- Directed by: Dearbhla Glynn
- Produced by: Vanessa Gildea
- Starring: Liam Ó Maonlaí Paddy Keenan Afel Bocoum and Alkibar Toumani Diabaté Ali Farka Touré Sally'Ag Wantifout Tartit Tinariwen
- Cinematography: Paddy Jordan Dearbhla Glynn
- Edited by: Jim Bruce
- Music by: Liam Ó Maonlaí Paddy Keenan Afel Bocoum and Alkibar Toumani Diabaté Ali Farka Touré Sally'Ag Wantifout Tartit Tinariwen
- Release date: 2008;
- Running time: 94 minutes
- Country: Ireland
- Languages: English French Irish

= Dambé: The Mali Project =

Dambé: The Mali Project is a documentary film directed by Dearbhla Glynn (Dublin to Gaza), and produced by Vanessa Gildea. The film documents as the Irish musicians Liam Ó Maonlaí and Paddy Keenan embark on a musical adventure to Mali in West Africa. Travelling over 3,000 miles they meet and collaborate with people from musicians (Afel Bocoum, Toumani Diabaté) to nomadic herders, culminating in a performance at the remote musical festival Festival au Désert.

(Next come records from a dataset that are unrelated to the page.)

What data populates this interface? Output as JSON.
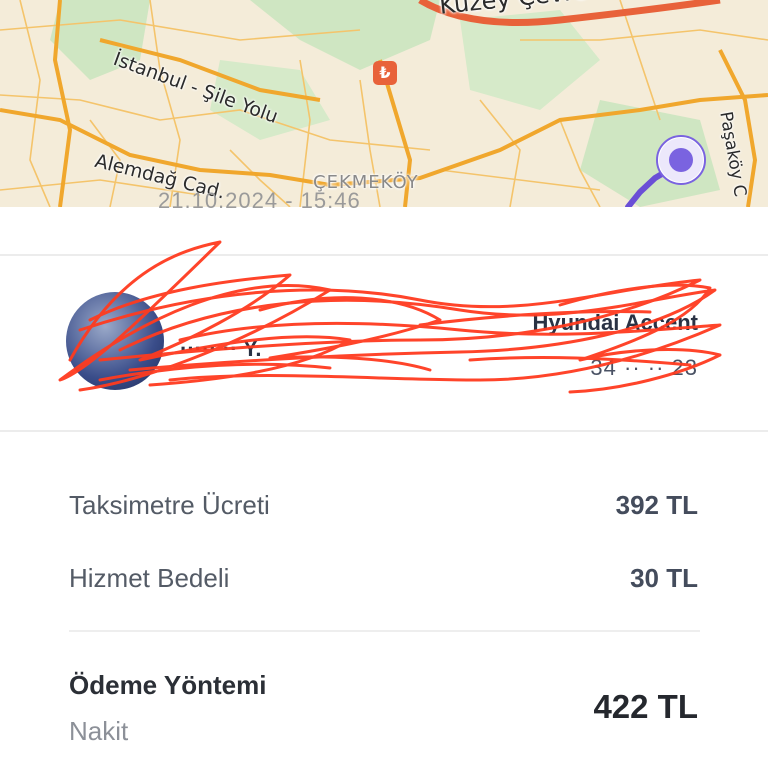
{
  "map": {
    "labels": {
      "highway": "Kuzey Çevre Otoyolu",
      "road_sile": "İstanbul - Şile Yolu",
      "alemdag": "Alemdağ Cad.",
      "district": "ÇEKMEKÖY",
      "pasakoy": "Paşaköy C",
      "lira_icon": "₺"
    },
    "colors": {
      "land": "#f4ecd9",
      "green": "#cfe6c2",
      "road_major": "#f0a72d",
      "road_minor": "#f4c46b",
      "highway": "#e8623a",
      "route": "#6a4fd6",
      "marker": "#7a63e0"
    }
  },
  "trip": {
    "date_time": "21.10.2024 - 15:46"
  },
  "driver": {
    "vehicle": "Hyundai Accent",
    "plate": "34 ·· ·· 23",
    "name": "·····  ·· Y."
  },
  "fare": {
    "items": [
      {
        "label": "Taksimetre Ücreti",
        "value": "392 TL"
      },
      {
        "label": "Hizmet Bedeli",
        "value": "30 TL"
      }
    ],
    "payment_label": "Ödeme Yöntemi",
    "payment_method": "Nakit",
    "total": "422 TL"
  },
  "redaction": {
    "color": "#ff3b1f"
  }
}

The film premiered on 16 February 2008, at the 2008 Jameson Dublin International Film Festival. The film was described as "Engrossing, visually rich and surprisingly moving" by Paul Whitington in the Irish Independent, and "A unique work, which is well-told and unexpectedly moving in parts" by Steve Cummins of RTÉ.

==Synopsis==
The film follows musicians Liam Ó Maonlaí (The Hothouse Flowers) and Paddy Keenan (Uilleann pipes player from The Bothy Band, who was raised in the traveller community) on a journey covering thousands of miles from Bamako in the south to Timbuktu, from where they enter the Sahara.

Their journey takes them along the river Niger, stopping in villages and river towns such as Mopti and Djenné, playing instruments such as the harp, bodhrán, whistles and Uilleann pipes with local musicians including Afel Bocoum, Toumani Diabaté, Tinariwen, and Tartit. The film highlights the many similarities between Malian and Irish music, including circular repetitive rhythms, similar instruments (i.e. the Kora and the harp, the gourd and the bodhrán) and a similar style of singing (Griot & Sean-nós).

Their ultimate destination is Essakane, 90 km outside of Timbuktu, where they performed to an audience of thousands of Tuareg at the remote music festival, Festival au Désert.